Luca M, fellow speakers’ club member
Throughout the 12 years I have known Ian, he has always demonstrated to be very bright, kind and upright. I’ve seen all of these attributes in his personal life, for instance, in our sport association he volunteered as treasurer where he improved the overall system and costs as well as championing charitable giving & generous donations. He’ll definitely make a difference in a bigger role in politics.
Francisco V, fellow jū jūtsu instructor and friend
You have the moral integrity and high standards in all aspects of the requirements of your potential constituents. You will stand up to injustice and defend those deemed to have had injustice against them. You are committed to environmental change and to look after the less well off in society.
Irene H, mother
First and foremost, your personal ethos of kindness and care for others is your top qualification. That you are also highly driven with a need to be productive, and understand very complex matters such as financial systems, makes you stand out.
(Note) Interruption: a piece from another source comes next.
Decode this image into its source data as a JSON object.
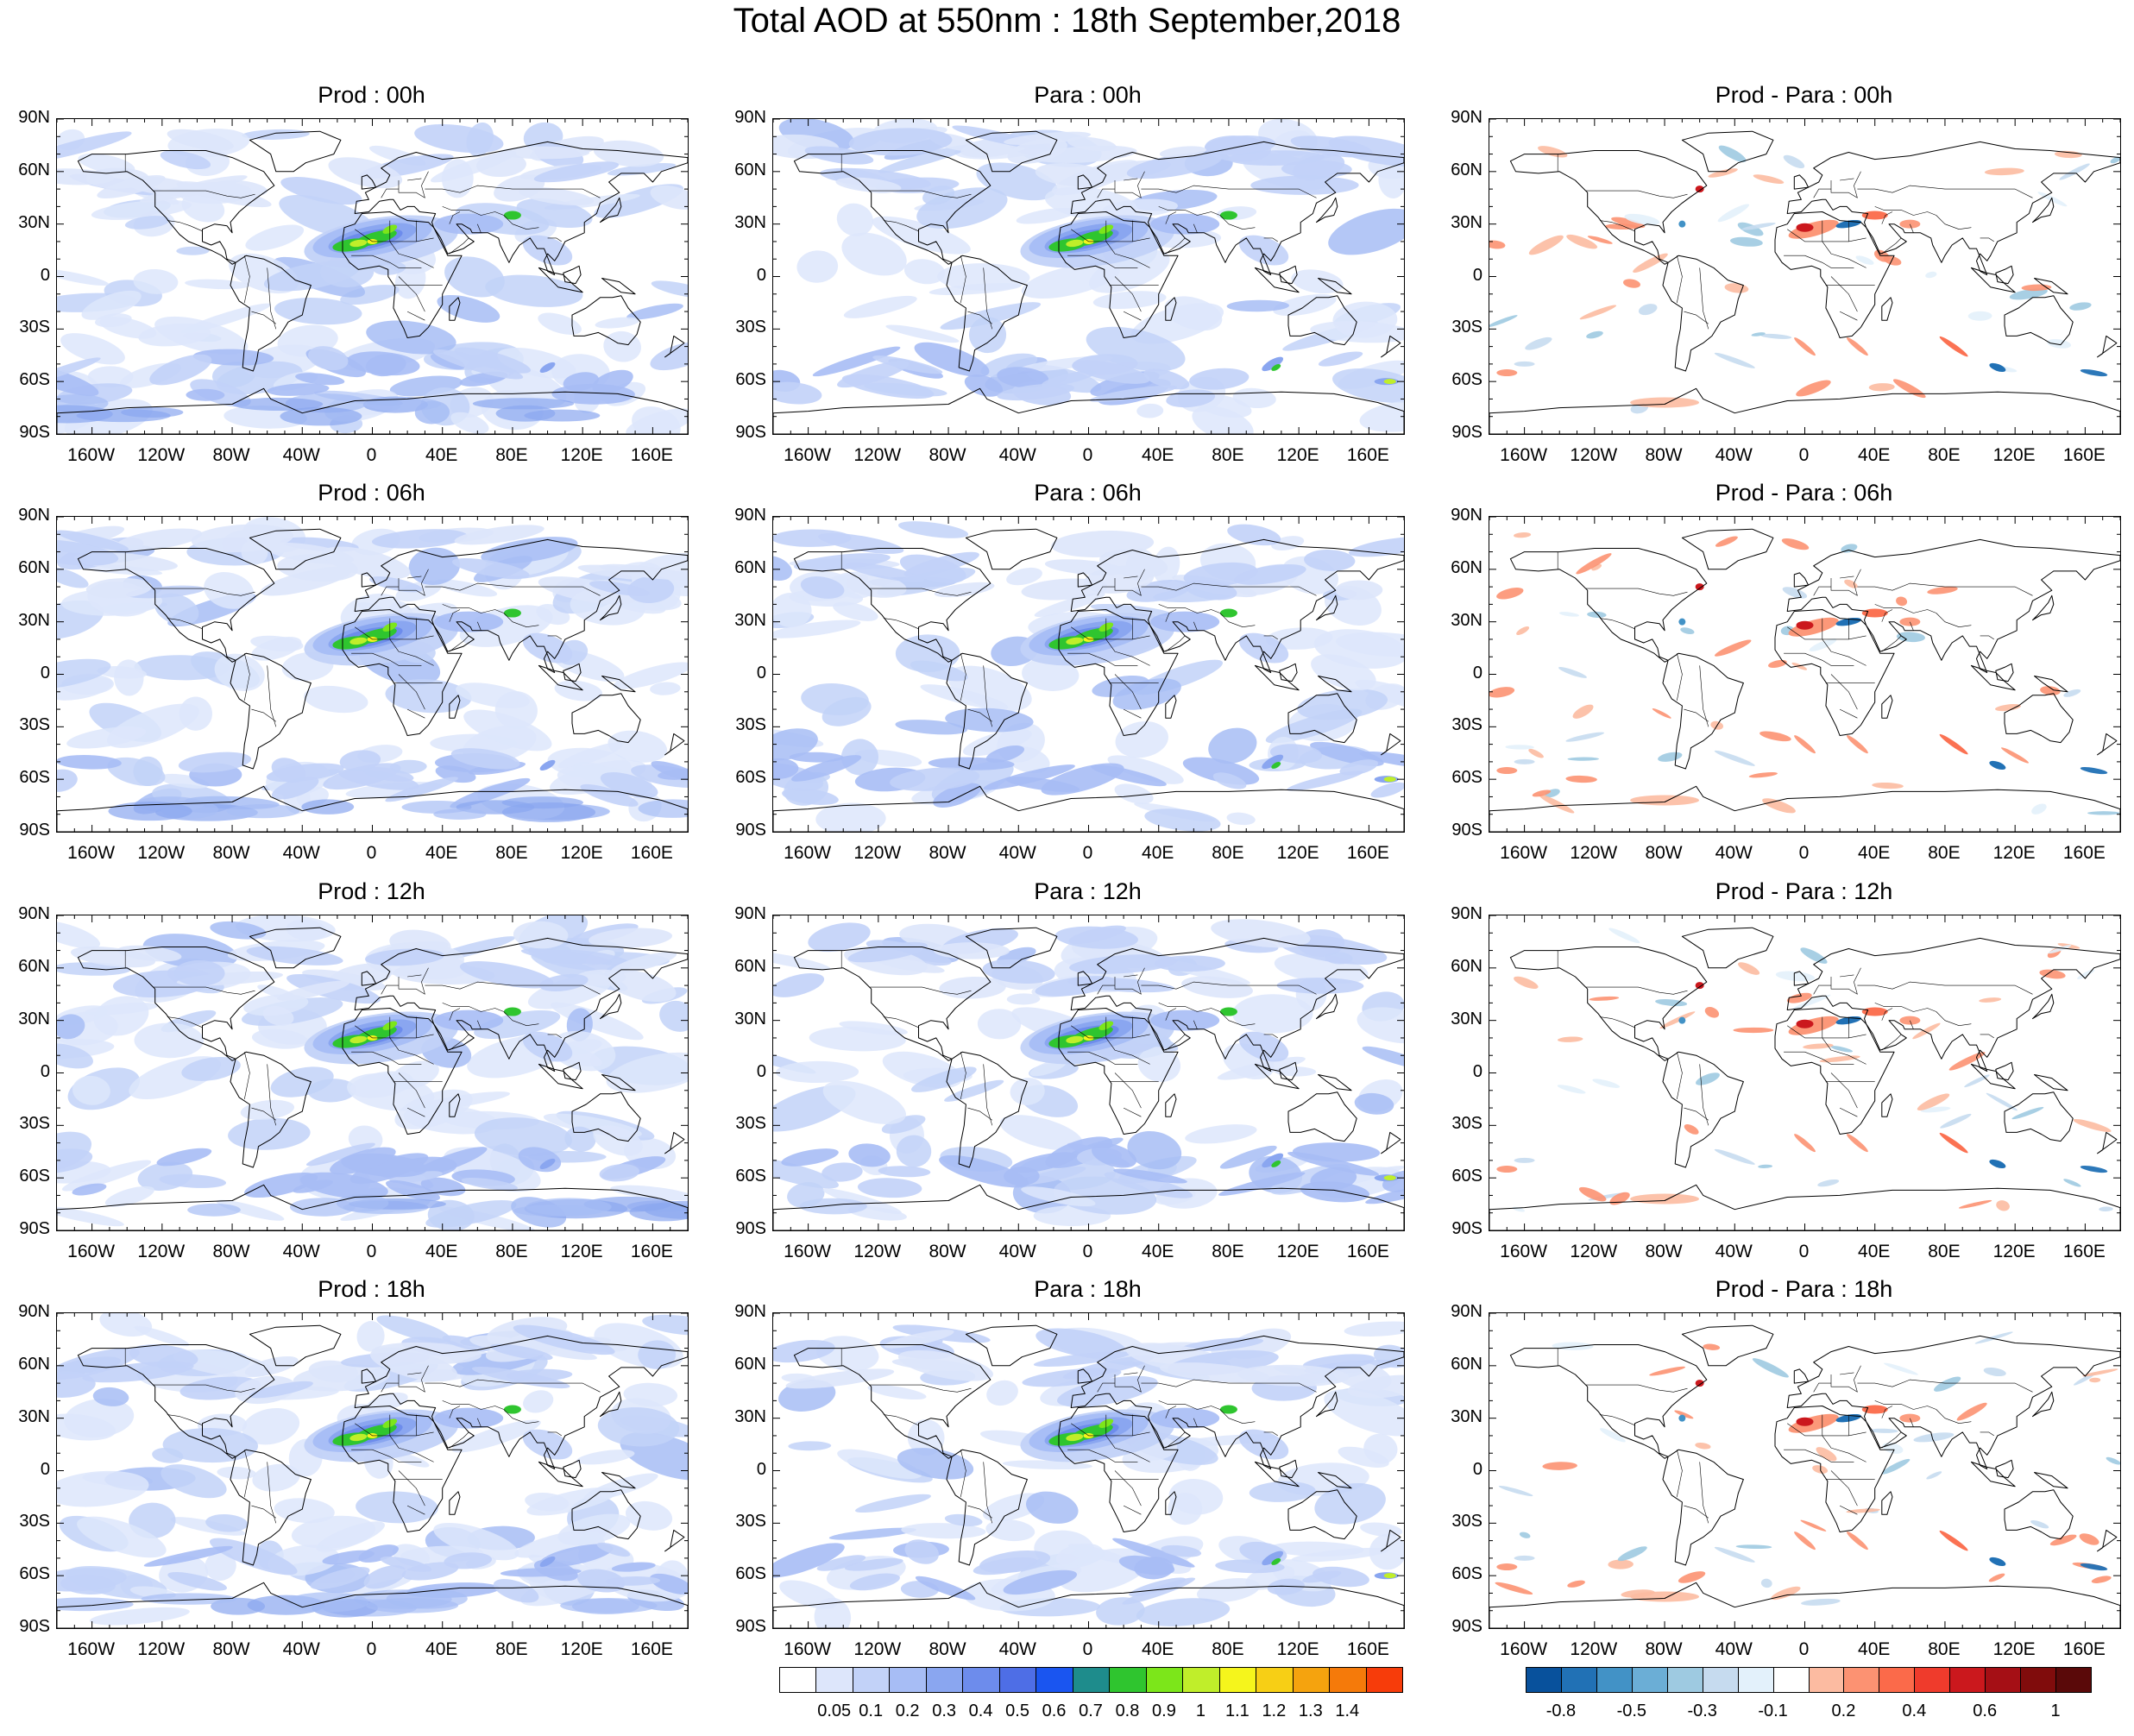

Graham C, fellow jū jūtsu instructor and friend
You are one of the most principled people that I know. You are committed to making changes that support the most vulnerable in our society and you don’t give up when you know you’re fighting for what’s right.
Unlike the rest of us who are disillusioned with the lack of honesty, morals, and the unfair and outdated ‘public schoolboy network’ displayed by this government, you have decided to stand up and make a difference.
Your constituents couldn’t have a better candidate.
Helen C, Aunt
Having known Ian for a number of years during which we worked closely as Financial Advisers, I am confident that he would make an excellent MP. Ian is an intelligent man who has the ability to absorb, understand and manage complex information quickly; I have, on many occasions, witnessed him do this whilst retaining the ability to explain it, in a manner which is easy to understand.
I have seen Ian display the courage of his convictions on a professional level, where he has put the clients needs before that of the company and have no doubt he would carry this attitude into public life.
Ian and I have disagreed on politics in the past, but he has always listened carefully to any position and taken time to offer a thoughtful response. If he became an MP I am sure his constituents would benefit from an effective and hard working representative.